Ubiquitous and ubiquitously useful, biofilms are key in providing clean water and generating renewable resources
A dense biofilm on the membrane of an MBfR
Photograph of orange-colored anode-respiring bacteria on anodes of an MXC
Scanning electron micrograph of an anode biofilm
Biofilms are microbial aggregations on surfaces. Biofilms are ubiquitous, comprising as much as 90 percent of microbial life on the planet. Biofilms also are exceptionally useful in environmental biotechnologies used to clean water and generate renewable resources. Traditional biofilm processes in wastewater treatment include trickling filters and anaerobic filters. Today, many exciting new biofilm processes are emerging. Swette Center researchers are among the world leaders in many of the new applications. Examples you can learn more about in the Center’s website are microbial electrochemical cells (MXCs), membrane biofilm reactors (MBfRs), photocatalytic circulating-bed biofilm reactors (PCBBRs), and biofilters used for treating drinking water.

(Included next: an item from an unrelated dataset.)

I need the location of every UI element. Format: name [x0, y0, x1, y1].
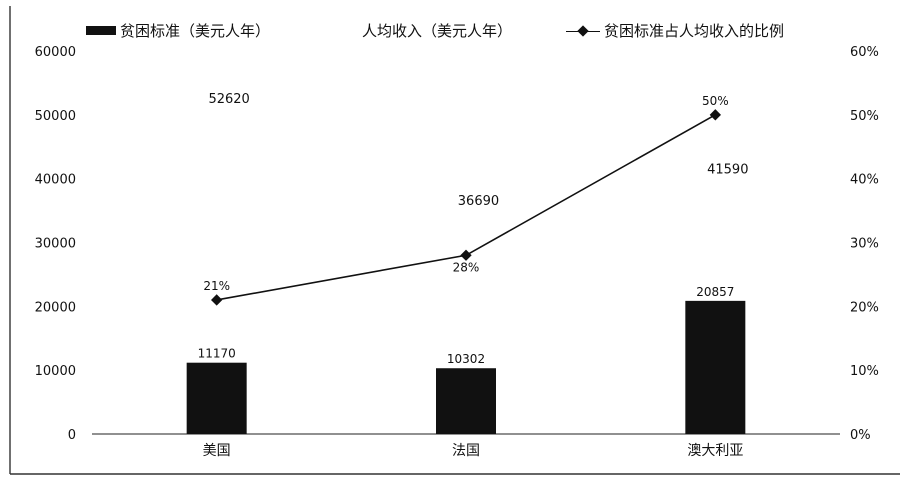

Swette Center researchers are famous for taking a comprehensive, inter-disciplinary approach to understanding and applying biofilms. Everything begins with understanding the microbial ecology of the biofilms: What microorganisms are present? What are they doing? How are they cooperating to provide the service we desire? What is in the biofilm besides the microorganisms? Center researchers apply state-of-the art tools of molecular microbial ecology, microscopy, and chemical analysis to gain deep understanding of these ecological characteristics. Crucial to the research also is mathematical modeling, in which we represent and quantify the crucial biochemical, geochemical, electrochemical, and transport processes that occur simultaneously in biofilms. Modeling is the essential tool for integrating so many processes, and it is a hallmark of our biofilm research. Swette Center researchers also design, construct, and test novel biofilm-based processes – such as MXCs, MBfRs, and PCBBRs. The twin goals are to gain deep understanding of what is happening inside the biofilm and then to convert that understanding to a commercially viable technology that helps make our society more sustainable.